Factors that may promote workplace integration and retention of internationally trained nurses and host nurses included an adequate working environment, collaborative teamwork, a supportive management, career advancement opportunities, and a desirable work-life-balance. Interventions which reduce workload and improve work environment such as training programs which aim at improving supervision skills, peer mentoring programs, or teambuilding workshops, and therefor reduces the risk of burnout may contributes to a desirable work-life-balance and decreases the intention to leave particularly in host nurses. In addition, the implementation of such interventions, may reduce additional workload and thus risk of burnout in host nurses and therefore may contribute to the success of the integration process.

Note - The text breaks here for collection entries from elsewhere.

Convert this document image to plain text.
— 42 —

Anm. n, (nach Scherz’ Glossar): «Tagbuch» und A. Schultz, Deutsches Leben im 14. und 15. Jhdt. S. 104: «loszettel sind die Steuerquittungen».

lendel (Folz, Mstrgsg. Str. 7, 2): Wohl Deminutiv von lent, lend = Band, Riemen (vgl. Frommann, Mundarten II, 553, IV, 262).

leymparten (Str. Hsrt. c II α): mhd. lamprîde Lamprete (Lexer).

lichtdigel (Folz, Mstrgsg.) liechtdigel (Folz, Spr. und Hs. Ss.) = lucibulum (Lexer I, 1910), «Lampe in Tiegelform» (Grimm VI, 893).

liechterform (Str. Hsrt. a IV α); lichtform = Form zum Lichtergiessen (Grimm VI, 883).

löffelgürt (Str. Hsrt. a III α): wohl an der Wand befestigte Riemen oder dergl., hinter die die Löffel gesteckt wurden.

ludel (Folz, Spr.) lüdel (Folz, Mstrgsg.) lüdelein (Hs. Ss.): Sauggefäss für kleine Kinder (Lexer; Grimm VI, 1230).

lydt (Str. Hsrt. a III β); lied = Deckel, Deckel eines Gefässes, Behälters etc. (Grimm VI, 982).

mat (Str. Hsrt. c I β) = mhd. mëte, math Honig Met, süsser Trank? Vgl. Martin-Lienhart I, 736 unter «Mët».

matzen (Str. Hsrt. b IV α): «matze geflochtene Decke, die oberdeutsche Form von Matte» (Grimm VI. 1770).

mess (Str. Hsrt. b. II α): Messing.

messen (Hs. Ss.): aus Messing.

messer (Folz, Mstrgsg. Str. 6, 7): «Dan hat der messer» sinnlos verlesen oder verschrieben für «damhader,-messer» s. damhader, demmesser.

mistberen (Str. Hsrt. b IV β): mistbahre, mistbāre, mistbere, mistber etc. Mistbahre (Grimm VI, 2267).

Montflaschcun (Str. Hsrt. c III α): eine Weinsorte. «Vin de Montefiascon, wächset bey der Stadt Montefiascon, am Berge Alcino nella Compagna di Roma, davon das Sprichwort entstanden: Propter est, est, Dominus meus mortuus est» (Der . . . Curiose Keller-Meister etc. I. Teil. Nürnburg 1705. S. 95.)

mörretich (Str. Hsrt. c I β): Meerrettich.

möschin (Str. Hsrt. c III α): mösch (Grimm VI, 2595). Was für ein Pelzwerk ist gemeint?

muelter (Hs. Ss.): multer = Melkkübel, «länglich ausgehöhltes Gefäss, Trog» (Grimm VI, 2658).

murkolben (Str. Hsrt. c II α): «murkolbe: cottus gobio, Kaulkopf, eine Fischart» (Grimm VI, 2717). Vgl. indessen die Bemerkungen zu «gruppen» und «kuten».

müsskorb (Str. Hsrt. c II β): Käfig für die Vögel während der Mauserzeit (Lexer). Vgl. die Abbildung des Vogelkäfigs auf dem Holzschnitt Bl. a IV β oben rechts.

Supporting migrant nurses to acquire higher levels of language proficiency via language courses focusing not only on everyday language but on medical language and local specifics should be of great interest for hospital management for retention purpose. Interventions which improve teamwork climate such as team building activities or joint activities may have a positive effect on the integration of migrant nurses in the nursing team and on the overall quality of teamwork. Finally, the relationship between migrant nurses, host nurses and their line mangers should be fostered, and a collaborative teamwork climate should be promoted to support the integration process, decrease risk of burnout, and enhance a desirable work-life-climate.